Wednesday, December 14, 2011

There Is No Good Reason Not To Breastfeed.

Yes, I just said that. There is no good reason for any baby not to be breastfed at a mother's breast. (Breastmilk from a bottle is still only second best.)

Now before you get all bent the F out of shape about me saying this, I ask that you hear me out. I believe in in assisting women in empowering themselves. I advocate for education on and legal protection of womens' reproductive rights. I also advocate for babies' rights to the healthiest life they can be provided with, physically and emotionally. I believe many women have valid reasons for choosing not to breastfeed.

Still, I believe there is no good reason for any baby to not be breastfed.

I believe formula fed babies can grow up to be generally healthy, well-enough adjusted, contributing members of society. I believe that mothers who don't breastfeed can bond with their babies, and absolutely love them immeasurably and unconditionally.

Still, I believe there's no good reason not to breastfeed.

If you chose not to because it was inconvenient with your work schedule, and you couldn't quit working, for whatever reason, than while valid, it doesn't seem good to me. Quite the opposite, it seems no good to me that we live in a culture that would coerce you, by peer pressure to be more "successful" or through financial burden requiring your income, to leave your newborn, to be fed pumped breastmilk, or, even more nutritionally inferior, milk from another species or from a (probably genetically modified) bean or other plant.

Maybe it wasn't peer pressure or financial burden. Maybe you genuinely wanted to leave your baby. Maybe you genuinely wanted to let someone else do the childcare and child-rearing. If so, than why not also let someone else do the breastfeeding? Why not hire a safe, tested, responsible wet-nurse for the hours you are unavailable? Oh, right, back to cultural influence and taboo.

Maybe you, like me, like 40% to 80% of women worldwide, have been sexually assaulted or abused. (Yes, an estimated minimum of 40% of women in The United States of America have been and/or will be sexually assaulted or abused during their lifetime.) Maybe as a result even the thought of breastfeeding triggers post-traumatic stress symptoms or disorder for you, so you don't, or you stop, for your own mental and emotional health. That is an absolutely, unquestionably, valid reason. A horrible, enraging, absolutely no-good reason. It is the opposite of good.

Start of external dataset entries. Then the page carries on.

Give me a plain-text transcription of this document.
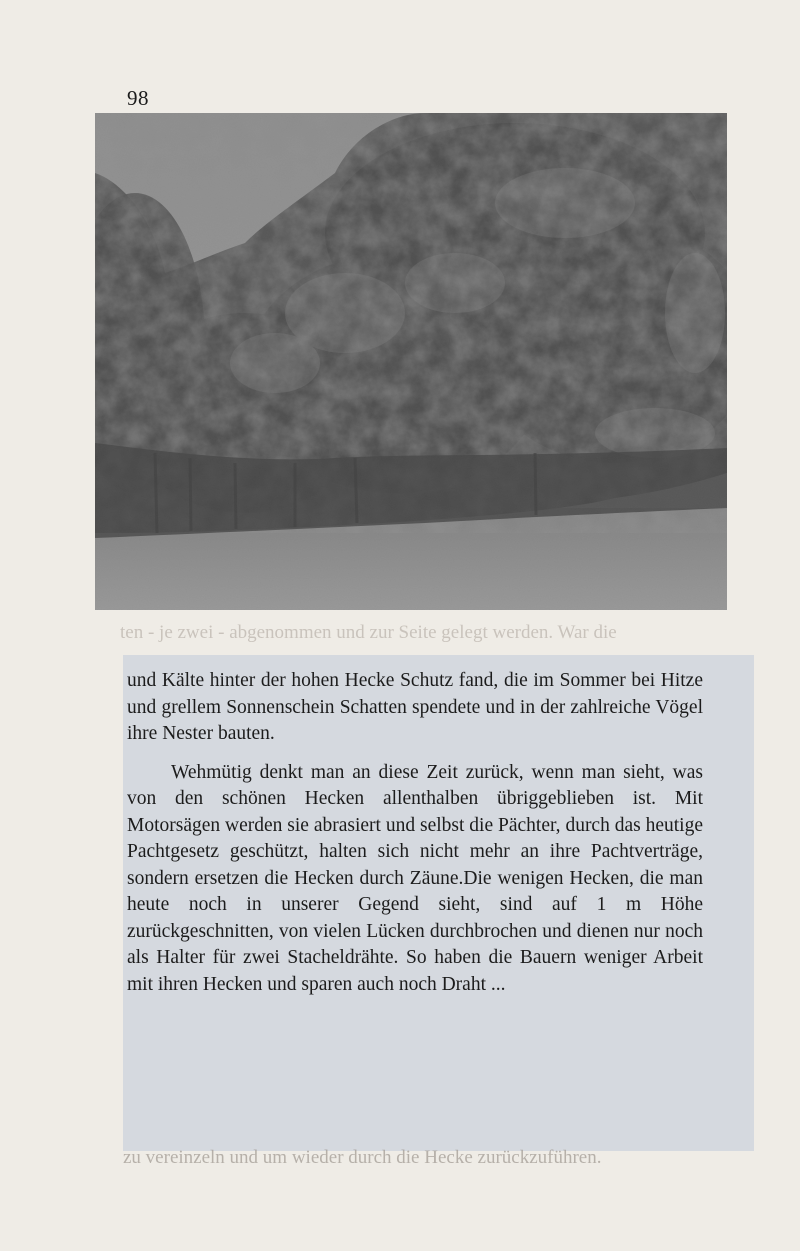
98
ten - je zwei - abgenommen und zur Seite gelegt werden. War die

und Kälte hinter der hohen Hecke Schutz fand, die im Sommer bei Hitze und grellem Sonnenschein Schatten spendete und in der zahlreiche Vögel ihre Nester bauten.

Wehmütig denkt man an diese Zeit zurück, wenn man sieht, was von den schönen Hecken allenthalben übriggeblieben ist. Mit Motorsägen werden sie abrasiert und selbst die Pächter, durch das heutige Pachtgesetz geschützt, halten sich nicht mehr an ihre Pachtverträge, sondern ersetzen die Hecken durch Zäune.Die wenigen Hecken, die man heute noch in unserer Gegend sieht, sind auf 1 m Höhe zurückgeschnitten, von vielen Lücken durchbrochen und dienen nur noch als Halter für zwei Stacheldrähte. So haben die Bauern weniger Arbeit mit ihren Hecken und sparen auch noch Draht ...

zu vereinzeln und um wieder durch die Hecke zurückzuführen.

It infuriates me that we live in culture that raises these predators in such abundance; that lets rapists and child-molesters live, let alone walk free in society. They have an astronomical rate of recidivism. They commit an average of over one-hundred "offenses" before being caught. I am sorry to you. I am sorry to my little-girl self, and to all of the other little girls and women who have been affected by these violations. I am sorry that you and your baby are missing out what can be such an intensely satisfying and maternally-validating, (not to mention nutritionally, mentally, and emotionally nurturing) experience, because of our society's failure to raise respectful people and to be rid of such predators. This is not a good reason. It is gut-wrenching, tragic, infuriating reason.

Maybe you think it's "ewwy." Maybe you view your breasts as purely sexual, and the thought of anyone other than a lover putting their mouth on your nipple makes you uncomfortable or "grossed out." I'm sorry you have been so objectified, and adopted such an objected view of your own body. (Media and our culture at work again?) This is not good.

Maybe you are physically unable to breastfeed your baby. Maybe you are not your baby's biological mother. Maybe this baby's mother was a tragic casualty of childbirth or other fatal event. Again, where is the wet-nurse, paid or volunteer? I have voluntarily breastfed the infants of women, and I know other mothers who have done the same. We would all be willing to do it again. Where are the other mothers, forming these connections and bonds, getting past the cultural taboos, recognizing not only the nutritional, but also the emotional and mental benefits of breastfeeding, for the baby if not for the woman providing her breast? I loved that my breastfeeding baby/toddler had the added emotional security of having another adult she trusted so implicitly; a woman who told my baby, with her body, in the only language an infant can understand, that she would have her needs met, with not only milk, but also with the comfort of the soft, soothing, nurturing presence of a mother's breast. I appreciate the additional affection I feel towards the parents who shared their nurslings with me, and especially towards those nurslings themselves. What could be wrong with a broader support network for our children, and thus a more bonded and appreciative society?

Maybe you are the "lover," the relative, neighbor, or other person, contributing to a mother choosing not to breastfeed. Maybe you're doing it knowingly. Maybe you're not. Maybe you are simply not supporting mothers in choosing to breastfeed. I beseech you, for the physical, emotional, and mental well-being of the mothers in our world and the generations they are bearing and raising, to institute change. Educate yourselves. Support these women. Women, mothers - stand up for yourselves and eachother, and for our babies.

There are many valid reasons for choosing not to breastfeed. There are no good reasons.